Watch Lauren Greenfield's Doc On Magic City, Legendary ATL Strip Club

Entertainment

Anyone who even has a cursory interest in Southern hip-hop culture knows that for decades, Atlanta’s Magic City “Adult Entertainment Nightclub” has been its fulcrum—so important in breaking and predicting hit records that superstars would rather service their tracks to its DJs than anyone at radio.

Part of that, of course, is because of its dancers, who are more powerful than any A&R: if they like a track, it’s almost a surefire hit, and the club’s name (and atmosphere) has been referenced through the years by everyone from Outkast to Jay Z to Cam’ron to Future to 2 Chainz. While much has been written about the club’s influence through the years, GQ has commissioned feminist director Lauren Greenfield—the auteur behind the acclaimed Queen of Versailles, among many other projects—to shoot a documentary about the club, its culture and influence.

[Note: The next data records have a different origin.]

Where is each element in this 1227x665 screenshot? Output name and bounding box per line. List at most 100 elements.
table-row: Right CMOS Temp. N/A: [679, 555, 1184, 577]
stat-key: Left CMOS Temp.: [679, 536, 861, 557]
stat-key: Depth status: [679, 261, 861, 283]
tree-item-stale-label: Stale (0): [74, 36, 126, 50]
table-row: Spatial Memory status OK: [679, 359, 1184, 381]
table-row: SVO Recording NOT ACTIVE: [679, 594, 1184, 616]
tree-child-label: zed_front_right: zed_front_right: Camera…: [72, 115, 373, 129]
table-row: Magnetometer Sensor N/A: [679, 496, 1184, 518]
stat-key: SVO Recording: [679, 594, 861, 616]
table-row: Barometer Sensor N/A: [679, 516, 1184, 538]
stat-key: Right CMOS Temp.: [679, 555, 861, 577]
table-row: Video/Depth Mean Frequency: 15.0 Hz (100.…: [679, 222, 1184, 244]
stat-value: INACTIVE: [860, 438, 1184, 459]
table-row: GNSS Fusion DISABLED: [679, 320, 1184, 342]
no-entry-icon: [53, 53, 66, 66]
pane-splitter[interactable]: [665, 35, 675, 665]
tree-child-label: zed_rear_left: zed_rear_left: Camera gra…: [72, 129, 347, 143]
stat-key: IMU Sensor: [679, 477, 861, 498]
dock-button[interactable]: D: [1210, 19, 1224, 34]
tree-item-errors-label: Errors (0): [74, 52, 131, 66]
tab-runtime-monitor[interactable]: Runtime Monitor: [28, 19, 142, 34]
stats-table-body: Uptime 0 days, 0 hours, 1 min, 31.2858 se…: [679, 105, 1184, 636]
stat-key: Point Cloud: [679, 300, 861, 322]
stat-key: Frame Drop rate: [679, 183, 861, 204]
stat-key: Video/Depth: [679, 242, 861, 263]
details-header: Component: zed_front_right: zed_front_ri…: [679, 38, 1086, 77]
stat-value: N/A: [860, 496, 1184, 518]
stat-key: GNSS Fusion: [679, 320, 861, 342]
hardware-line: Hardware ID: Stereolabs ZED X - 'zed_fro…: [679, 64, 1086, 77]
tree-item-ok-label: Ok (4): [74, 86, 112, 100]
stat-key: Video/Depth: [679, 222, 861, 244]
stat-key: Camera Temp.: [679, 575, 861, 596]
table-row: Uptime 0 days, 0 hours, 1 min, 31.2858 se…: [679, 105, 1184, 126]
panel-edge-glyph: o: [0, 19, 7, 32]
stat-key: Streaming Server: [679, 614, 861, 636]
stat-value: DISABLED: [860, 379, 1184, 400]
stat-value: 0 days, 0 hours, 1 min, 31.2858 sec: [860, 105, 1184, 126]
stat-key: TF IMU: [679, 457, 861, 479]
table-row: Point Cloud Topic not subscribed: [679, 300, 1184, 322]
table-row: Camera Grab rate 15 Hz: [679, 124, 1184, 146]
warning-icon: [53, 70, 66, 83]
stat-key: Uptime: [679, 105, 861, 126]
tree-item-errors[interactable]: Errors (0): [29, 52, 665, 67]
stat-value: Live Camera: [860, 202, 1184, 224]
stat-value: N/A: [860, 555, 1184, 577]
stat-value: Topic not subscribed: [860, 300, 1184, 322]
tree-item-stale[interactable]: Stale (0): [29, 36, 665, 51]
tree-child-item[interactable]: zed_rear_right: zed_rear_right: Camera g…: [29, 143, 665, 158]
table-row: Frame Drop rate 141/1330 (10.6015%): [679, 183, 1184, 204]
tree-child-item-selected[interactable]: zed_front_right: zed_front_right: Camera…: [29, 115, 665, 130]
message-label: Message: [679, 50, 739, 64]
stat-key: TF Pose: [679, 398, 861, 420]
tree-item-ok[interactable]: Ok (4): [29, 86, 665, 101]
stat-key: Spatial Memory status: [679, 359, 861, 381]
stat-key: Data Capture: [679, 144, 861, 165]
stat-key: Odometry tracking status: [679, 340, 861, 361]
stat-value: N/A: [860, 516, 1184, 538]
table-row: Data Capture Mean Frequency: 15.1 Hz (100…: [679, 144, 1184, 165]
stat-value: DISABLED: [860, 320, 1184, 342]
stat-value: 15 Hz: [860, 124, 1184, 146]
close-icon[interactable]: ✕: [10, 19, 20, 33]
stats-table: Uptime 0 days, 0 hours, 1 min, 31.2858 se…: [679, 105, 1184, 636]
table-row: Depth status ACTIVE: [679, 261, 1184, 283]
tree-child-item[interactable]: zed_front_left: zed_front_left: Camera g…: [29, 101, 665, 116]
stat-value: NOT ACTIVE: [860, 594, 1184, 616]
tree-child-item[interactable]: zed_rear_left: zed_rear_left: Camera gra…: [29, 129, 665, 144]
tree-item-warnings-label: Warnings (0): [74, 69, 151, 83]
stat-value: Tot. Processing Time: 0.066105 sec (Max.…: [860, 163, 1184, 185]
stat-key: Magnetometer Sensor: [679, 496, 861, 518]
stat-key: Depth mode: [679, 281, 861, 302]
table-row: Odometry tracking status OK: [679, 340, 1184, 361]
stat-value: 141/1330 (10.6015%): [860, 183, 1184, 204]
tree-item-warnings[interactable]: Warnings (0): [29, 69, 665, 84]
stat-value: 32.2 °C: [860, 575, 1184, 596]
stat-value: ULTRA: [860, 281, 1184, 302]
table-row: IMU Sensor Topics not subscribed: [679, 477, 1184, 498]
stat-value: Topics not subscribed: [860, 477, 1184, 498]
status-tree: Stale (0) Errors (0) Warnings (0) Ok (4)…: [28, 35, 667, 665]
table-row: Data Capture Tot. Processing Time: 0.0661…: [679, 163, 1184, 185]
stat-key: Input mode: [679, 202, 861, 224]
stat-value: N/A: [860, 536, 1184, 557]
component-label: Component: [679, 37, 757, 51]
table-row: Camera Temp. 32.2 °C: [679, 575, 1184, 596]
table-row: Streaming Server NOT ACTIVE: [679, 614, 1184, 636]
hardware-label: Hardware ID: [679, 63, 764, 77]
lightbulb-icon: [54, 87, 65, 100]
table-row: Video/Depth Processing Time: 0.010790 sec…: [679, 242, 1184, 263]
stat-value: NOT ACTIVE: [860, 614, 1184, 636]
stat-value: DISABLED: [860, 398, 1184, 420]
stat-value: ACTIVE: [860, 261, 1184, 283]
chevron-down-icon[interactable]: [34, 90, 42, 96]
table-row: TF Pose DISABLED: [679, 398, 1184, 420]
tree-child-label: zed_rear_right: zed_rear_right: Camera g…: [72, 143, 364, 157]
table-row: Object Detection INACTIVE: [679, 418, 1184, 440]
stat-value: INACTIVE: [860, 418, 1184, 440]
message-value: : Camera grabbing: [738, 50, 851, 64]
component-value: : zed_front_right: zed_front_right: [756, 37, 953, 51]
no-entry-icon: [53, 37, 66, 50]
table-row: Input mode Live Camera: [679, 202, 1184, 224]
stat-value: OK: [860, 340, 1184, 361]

It’s the best thing I’ve seen about it, not because the documentary features the cosigns of rappers like Future, but because Greenfield focuses the film on the women who make their living dancing “asshole-nekkid” for some of the world’s most famous musicians, actors and ballers. Which, obviously, always should be the focus, considering they are the reasons the club even exists. But beyond former dancer Sonya Taylor’s 2007 memoir Finding Platinum, I’ve never seen a profile that focuses on the dancers’ lives and minds and day-to-day more closely—it’s always been about the smash hits, the men who make them, and the bodies of the women who inspire them. It’s probably telling that even still, the dancers only get about five minutes total—but the film remains a complicated look into the wild economics of dancing at America’s most famous adult nightspot, where they’re carting home literally garbage bags full of money.

“I made anything from 15 to 20,000 dollars my first week here,” says the dancer known as Secret. “I was shocked… you make money for free. Just by dancing. Who doesn’t wanna make money for free?”

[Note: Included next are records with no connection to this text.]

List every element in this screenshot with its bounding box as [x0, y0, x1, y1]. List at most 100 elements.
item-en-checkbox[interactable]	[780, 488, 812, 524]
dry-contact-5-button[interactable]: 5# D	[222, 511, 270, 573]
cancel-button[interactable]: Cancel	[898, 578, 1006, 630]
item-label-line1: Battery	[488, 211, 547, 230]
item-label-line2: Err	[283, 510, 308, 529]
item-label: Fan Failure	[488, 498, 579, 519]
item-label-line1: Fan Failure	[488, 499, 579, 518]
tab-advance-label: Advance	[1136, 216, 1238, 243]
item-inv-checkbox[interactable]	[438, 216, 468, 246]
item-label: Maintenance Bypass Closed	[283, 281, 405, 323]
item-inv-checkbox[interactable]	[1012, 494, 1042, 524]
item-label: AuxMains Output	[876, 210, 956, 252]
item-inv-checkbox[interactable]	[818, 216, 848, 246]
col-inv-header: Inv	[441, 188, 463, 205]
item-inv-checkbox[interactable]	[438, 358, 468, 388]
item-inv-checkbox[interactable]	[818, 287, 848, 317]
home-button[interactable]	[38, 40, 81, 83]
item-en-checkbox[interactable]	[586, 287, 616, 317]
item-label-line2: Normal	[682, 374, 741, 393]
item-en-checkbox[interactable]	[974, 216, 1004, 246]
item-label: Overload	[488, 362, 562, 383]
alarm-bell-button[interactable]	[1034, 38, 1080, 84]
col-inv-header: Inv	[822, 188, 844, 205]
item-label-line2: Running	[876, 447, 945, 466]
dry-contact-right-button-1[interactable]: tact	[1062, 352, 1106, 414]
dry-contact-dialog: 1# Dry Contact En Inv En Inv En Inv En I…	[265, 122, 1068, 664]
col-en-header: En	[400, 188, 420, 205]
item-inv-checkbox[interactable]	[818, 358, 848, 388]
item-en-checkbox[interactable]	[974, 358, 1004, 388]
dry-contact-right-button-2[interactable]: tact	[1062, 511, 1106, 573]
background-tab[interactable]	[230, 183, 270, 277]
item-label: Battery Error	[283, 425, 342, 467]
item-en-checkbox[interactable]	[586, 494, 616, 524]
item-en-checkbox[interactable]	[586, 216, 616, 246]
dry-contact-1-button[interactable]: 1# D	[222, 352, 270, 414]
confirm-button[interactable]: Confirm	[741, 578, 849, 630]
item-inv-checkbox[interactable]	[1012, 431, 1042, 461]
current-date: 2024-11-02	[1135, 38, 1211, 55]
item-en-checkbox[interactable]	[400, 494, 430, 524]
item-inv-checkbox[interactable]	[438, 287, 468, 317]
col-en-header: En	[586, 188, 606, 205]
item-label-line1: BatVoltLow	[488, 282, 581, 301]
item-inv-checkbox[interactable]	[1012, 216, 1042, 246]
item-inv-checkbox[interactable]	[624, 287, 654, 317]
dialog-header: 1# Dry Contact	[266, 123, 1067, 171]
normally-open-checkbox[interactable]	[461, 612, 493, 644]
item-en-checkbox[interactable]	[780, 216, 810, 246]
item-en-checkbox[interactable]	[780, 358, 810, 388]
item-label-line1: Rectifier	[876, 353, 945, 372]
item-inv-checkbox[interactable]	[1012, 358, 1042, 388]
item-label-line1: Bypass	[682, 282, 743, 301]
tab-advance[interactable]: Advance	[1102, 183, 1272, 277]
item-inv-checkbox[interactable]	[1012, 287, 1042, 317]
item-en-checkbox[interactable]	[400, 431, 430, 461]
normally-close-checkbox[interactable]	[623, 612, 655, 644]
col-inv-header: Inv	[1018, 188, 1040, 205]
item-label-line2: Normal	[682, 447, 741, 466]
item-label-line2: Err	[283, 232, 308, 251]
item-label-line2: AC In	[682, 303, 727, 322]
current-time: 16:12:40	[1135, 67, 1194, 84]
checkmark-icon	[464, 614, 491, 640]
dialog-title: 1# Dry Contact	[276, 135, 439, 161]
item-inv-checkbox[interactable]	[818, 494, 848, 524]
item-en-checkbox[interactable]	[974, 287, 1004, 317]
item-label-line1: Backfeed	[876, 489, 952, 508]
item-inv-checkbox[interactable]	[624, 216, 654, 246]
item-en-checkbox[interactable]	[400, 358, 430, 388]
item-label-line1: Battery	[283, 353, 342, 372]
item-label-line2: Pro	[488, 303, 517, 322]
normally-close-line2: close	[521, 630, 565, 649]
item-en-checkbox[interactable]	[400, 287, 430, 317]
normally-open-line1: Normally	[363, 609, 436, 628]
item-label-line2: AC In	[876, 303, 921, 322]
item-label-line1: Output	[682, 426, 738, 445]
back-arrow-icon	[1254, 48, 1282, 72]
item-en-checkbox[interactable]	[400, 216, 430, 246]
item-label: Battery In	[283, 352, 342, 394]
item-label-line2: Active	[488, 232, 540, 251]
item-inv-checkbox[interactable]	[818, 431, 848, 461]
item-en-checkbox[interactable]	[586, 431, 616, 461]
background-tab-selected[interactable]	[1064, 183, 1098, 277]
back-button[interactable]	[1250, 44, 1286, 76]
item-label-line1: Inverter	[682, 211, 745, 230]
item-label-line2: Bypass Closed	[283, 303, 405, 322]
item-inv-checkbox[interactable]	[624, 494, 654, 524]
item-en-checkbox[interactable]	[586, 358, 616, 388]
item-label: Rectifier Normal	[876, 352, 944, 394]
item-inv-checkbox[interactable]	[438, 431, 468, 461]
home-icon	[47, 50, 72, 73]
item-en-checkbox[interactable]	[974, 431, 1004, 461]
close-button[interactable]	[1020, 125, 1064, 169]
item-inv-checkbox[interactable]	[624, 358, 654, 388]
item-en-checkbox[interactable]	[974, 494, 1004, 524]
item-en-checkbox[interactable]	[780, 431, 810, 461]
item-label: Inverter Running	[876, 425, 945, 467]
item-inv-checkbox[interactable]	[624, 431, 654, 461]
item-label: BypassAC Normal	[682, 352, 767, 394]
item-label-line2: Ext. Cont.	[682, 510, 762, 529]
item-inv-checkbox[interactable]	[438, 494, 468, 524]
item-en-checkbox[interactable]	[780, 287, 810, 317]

It’s the surface sentiment, to be sure, but Greenfield also takes it deeper, laying out a very specific economic cycle: If Future can afford to buy a mansion with a pool because Magic City helped break his singles, then why shouldn’t the dancers breaking those singles also benefit from his riches? In this documentary and in hip-hop lore, there are always the tales of the rapper or athlete who made it rain 30, 50, 100k at Magic City. No one can blame a dancer who becomes “addicted to the pole” when that kind of income is rolling in, even if it’s rolling in on your bare ass, especially if said dancer started working the pole because she couldn’t afford to pay for her college courses.

All of the dancers have higher ambitions, but the interviews also delve into the vicious cycle created by the music, the dancing, and the money, amid shots of a male club worker climbing a ladder to retrieve dollar bills from the lighting troughs on the ceiling. Implicit is the notion that one of the most culturally visible ways black people can become filthy rich in this country is by rapping, balling, stripping. “It’s a thick line between reality and entertainment. I guess I’ve been around long enough to realize that a lot of it is just a front,” says Lil Magic, the manager of Magic City. “I’ve been around money, I’ve seen money, I’ve seen the absence of money and what it does. I realize that wasting it just to impress people isn’t really the way to go.”